L’unité pilote d’Oued Laya à Sousse triple sa production d’électricité.
Le ministre de l’Environnement, Habib Abid, a annoncé que la capacité de production d’électricité de l’unité pilote de valorisation énergétique à Oued Laya sera étendue pour alimenter près de 1 000 foyers. Actuellement, un citoyen tunisien génère chaque jour entre 800 grammes et 1 kilogramme de détritus, ce qui représente un volume annuel oscillant entre 3,3 et 4 millions de tonnes de déchets ménagers, dont 10 % sont constitués de plastiques hautement polluants pour les écosystèmes marins.

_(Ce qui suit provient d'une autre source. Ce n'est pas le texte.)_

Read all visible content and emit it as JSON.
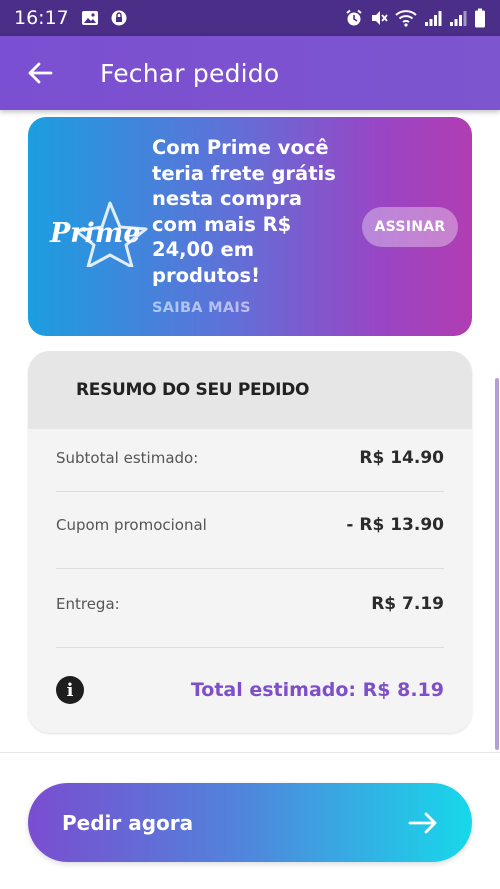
{
  "status_bar": {
    "time": "16:17",
    "icons": [
      "image-icon",
      "lock-icon",
      "alarm-icon",
      "mute-icon",
      "wifi-icon",
      "signal-icon",
      "signal-icon-2",
      "battery-icon"
    ]
  },
  "app_bar": {
    "title": "Fechar pedido",
    "back_icon": "arrow-left-icon"
  },
  "prime_banner": {
    "logo_text": "Prime",
    "message": "Com Prime você teria frete grátis nesta compra com mais R$ 24,00 em produtos!",
    "link_label": "SAIBA MAIS",
    "subscribe_label": "ASSINAR",
    "colors": {
      "start": "#1c9ee0",
      "end": "#b13db2"
    }
  },
  "summary": {
    "title": "RESUMO DO SEU PEDIDO",
    "rows": [
      {
        "label": "Subtotal estimado:",
        "value": "R$ 14.90"
      },
      {
        "label": "Cupom promocional",
        "value": "- R$ 13.90"
      },
      {
        "label": "Entrega:",
        "value": "R$ 7.19"
      }
    ],
    "total": "Total estimado: R$ 8.19",
    "accent": "#7e4fc9",
    "info_icon": "info-icon"
  },
  "order_button": {
    "label": "Pedir agora",
    "icon": "arrow-right-icon"
  }
}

Énergie verte et gestion circulaire des déchets sont au cœur de la stratégie environnementale de la Tunisie. Lors d’une séance de travail consacrée aux résultats du programme international « TOUMALI », le ministre de l’Environnement a annoncé l’extension du projet destiné à alimenter 1 000 foyers. Parallèlement, 50 partenariats public-privé ont été établis pour reverdir le Sahel et valoriser les déchets touristiques.

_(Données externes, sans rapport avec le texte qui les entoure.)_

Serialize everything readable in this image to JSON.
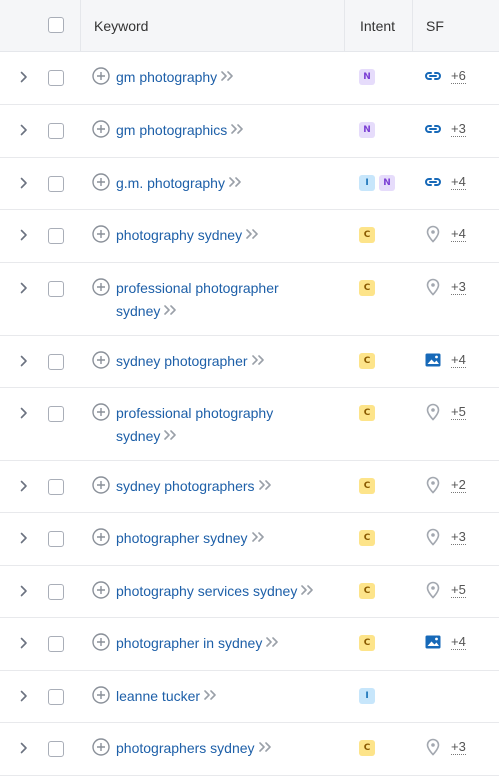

Ce vendredi 19 juin 2026, lors d’une intervention sur Jawhara FM, le ministre de l’Environnement, Habib Abid, a présenté d’importantes ambitions pour la région du Sahel. « L’unité pilote de valorisation énergétique, située sur le site contrôlé de la décharge d’Oued Laya, à Sousse, s’apprête à atteindre un cap industriel significatif. Sa capacité de production d’électricité à partir des déchets sera élargie pour fournir de l’énergie à près de 1 000 foyers, contre 300 à 400 habitations actuellement », a-t-il déclaré.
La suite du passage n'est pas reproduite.